Okay, it wasn’t much of a conversation, but it was a start.
“Yeah,” agreed Bret. “Always gets kinda biblical whenever you get a lot of irregulars tangling with main force. These guys’ll be desperate, too. You got the marines and tankers coming in from the park, and those two grunt divisions hit Romaine and Noisy-le-Sec yesterday. The Loyalists are trapped.”
Dave snorted in disgust.
“Fucking Loyalists. Bullshit. Nobody loyal to nothing but Allah ever partnered up with those raghead motherfuckers.”
Melton let that one slide past. He had no idea what game plan the Loyalists were running and wouldn’t be surprised to seem them turn on the Arab street fighters and massacre them wholesale if the need arose.
The Land Rover rumbled down a deserted street in which all of the trees
had died. The rain was still heavy, reducing visibility to about thirty yards, and he could tell from the neglected appearance of the buildings, with gaping broken windows and doors left ajar, that most of them were empty. Every now and then a figure would dart furtively from cover, but only for a few seconds at most. In the back, Dave’s companions kept their weapons at the ready.

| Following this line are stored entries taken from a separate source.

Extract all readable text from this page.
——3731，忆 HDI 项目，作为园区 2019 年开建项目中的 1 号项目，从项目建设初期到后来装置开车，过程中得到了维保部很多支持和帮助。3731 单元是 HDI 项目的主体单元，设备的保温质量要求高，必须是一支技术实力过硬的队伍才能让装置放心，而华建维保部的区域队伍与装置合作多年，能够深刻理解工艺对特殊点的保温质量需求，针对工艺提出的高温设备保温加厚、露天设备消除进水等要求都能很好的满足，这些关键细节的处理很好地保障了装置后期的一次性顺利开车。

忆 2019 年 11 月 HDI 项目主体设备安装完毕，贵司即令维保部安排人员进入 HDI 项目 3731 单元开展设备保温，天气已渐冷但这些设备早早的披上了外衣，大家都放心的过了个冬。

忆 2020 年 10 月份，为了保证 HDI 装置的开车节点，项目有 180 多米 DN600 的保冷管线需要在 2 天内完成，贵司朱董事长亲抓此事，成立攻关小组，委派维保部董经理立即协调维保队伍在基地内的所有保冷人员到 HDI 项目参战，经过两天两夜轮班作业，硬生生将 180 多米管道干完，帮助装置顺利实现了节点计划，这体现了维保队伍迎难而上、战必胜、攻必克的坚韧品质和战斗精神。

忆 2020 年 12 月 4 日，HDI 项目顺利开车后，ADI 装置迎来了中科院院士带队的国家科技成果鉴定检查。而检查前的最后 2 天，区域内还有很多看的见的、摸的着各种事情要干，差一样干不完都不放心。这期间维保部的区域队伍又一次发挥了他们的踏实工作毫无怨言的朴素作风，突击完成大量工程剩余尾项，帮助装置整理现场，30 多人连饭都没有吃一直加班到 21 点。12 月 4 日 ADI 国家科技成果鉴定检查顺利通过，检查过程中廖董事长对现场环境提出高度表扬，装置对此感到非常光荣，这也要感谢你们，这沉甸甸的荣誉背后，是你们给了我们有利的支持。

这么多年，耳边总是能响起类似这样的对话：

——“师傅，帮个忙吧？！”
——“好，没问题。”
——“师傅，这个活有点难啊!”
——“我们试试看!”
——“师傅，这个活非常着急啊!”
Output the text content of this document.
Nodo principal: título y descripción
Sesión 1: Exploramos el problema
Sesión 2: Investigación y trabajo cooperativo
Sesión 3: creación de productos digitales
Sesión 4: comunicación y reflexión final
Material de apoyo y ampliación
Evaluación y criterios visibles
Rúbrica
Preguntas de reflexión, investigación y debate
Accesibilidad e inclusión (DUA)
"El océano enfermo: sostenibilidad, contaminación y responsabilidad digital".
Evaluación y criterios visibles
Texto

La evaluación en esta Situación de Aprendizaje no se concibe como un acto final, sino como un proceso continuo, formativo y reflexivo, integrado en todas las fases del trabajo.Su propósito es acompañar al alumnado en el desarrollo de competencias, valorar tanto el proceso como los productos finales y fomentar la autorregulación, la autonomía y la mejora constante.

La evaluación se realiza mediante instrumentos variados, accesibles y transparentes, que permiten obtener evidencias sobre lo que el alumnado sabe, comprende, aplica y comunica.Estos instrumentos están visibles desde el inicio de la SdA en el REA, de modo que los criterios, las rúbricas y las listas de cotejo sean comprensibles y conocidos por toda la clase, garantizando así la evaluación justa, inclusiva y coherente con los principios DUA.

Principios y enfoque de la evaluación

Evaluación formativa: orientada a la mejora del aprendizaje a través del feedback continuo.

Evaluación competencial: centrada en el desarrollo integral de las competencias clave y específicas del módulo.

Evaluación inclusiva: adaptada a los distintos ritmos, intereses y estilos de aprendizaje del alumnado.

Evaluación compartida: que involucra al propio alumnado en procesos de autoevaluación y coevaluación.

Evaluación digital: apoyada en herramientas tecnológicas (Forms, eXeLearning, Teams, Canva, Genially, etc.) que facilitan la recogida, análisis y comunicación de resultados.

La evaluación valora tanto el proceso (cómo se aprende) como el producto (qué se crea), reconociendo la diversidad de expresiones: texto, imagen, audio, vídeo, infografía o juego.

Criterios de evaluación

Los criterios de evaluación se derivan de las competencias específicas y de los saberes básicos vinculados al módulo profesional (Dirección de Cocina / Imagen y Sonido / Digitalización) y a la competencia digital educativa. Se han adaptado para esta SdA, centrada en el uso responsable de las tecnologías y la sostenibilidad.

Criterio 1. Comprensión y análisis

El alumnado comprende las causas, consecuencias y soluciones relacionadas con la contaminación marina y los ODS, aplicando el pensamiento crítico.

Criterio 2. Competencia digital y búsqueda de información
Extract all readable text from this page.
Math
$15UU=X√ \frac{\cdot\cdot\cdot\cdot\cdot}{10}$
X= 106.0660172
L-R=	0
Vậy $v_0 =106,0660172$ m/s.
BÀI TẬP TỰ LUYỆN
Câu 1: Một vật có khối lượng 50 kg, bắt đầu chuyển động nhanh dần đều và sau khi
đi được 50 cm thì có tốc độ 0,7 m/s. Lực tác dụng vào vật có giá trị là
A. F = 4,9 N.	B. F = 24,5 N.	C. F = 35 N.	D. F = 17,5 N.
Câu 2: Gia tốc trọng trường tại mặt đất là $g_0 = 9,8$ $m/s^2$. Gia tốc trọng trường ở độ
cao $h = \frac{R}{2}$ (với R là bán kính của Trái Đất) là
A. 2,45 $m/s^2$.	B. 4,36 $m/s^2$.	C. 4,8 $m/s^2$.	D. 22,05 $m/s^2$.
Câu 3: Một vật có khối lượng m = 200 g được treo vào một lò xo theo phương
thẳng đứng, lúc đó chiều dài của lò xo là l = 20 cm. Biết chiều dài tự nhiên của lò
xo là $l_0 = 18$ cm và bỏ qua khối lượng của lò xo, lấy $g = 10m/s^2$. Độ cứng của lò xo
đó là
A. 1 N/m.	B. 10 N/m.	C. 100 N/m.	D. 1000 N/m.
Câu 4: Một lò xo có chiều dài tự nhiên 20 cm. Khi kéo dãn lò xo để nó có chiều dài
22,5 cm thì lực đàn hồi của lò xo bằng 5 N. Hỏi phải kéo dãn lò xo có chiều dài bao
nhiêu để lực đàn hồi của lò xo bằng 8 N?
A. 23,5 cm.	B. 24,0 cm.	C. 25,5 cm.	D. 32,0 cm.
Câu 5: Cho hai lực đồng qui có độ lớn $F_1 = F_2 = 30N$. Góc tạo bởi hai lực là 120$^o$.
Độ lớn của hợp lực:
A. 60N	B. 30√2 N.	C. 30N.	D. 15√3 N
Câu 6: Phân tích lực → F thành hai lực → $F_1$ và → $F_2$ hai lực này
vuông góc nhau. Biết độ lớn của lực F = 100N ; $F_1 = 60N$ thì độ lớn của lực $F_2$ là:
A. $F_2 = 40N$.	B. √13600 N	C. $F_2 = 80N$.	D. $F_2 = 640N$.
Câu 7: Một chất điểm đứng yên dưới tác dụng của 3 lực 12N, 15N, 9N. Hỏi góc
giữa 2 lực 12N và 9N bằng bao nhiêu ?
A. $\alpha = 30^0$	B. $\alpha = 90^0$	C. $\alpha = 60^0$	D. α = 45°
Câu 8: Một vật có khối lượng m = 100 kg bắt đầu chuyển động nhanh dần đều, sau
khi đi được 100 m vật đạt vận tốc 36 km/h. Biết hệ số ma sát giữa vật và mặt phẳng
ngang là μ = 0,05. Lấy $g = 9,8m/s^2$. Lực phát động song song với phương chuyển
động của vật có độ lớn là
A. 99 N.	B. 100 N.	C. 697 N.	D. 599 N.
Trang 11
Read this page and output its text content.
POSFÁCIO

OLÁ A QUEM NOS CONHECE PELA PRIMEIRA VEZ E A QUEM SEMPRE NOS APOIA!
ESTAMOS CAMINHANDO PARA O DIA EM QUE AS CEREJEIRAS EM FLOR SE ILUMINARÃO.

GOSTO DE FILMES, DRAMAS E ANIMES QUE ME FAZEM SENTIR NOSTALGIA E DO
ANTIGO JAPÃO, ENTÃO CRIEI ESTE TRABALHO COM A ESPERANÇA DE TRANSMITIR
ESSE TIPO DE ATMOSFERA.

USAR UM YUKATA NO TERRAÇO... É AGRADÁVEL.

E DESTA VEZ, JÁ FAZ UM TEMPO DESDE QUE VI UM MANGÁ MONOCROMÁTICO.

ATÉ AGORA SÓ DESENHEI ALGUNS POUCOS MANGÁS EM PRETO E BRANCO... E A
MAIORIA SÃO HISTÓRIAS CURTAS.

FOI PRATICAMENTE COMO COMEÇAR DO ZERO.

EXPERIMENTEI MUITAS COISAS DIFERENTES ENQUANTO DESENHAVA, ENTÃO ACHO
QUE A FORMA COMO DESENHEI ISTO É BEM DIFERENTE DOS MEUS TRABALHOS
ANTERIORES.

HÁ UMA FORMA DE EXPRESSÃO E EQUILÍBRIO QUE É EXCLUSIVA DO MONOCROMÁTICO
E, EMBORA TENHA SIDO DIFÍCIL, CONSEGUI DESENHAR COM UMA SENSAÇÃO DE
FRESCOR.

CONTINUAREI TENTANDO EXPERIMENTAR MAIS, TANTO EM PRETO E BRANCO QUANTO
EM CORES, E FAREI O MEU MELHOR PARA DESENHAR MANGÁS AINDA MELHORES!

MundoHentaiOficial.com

“You don’t think?” said Dave.
“Sorry. I don’t think what?”
“You don’t think the ragheads and Loyalists are teamed up?”
Melton shrugged.
“They have a common enemy, but that doesn’t make them friends or even allies. The Loyalists are fighting Sarkozy because they think he’s a dictator. A fascist. The street Arabs from the outer suburbs are fighting him because he sent his troops into their neighborhoods and served ‘em up a big bowl of smackdown. The skinheads are fighting them because they’re skinheads. The other white gangs are fighting the Arabs because fighting’s all there is now. You fight, you eat. You fight, you live. Maybe. Don’t know that’s there’s much more to it.”
Dave grunted and lapsed back into silence.
Mr. Dudley started singing that he was the king of the road.
And just out of the corner of his eye, Bret Melton saw the telltale, snaking smoke trail of an RPG round.
A warning cry was in his throat but never got out.
The world turned upside down with a head-cracking roar and a geyser of hot fire.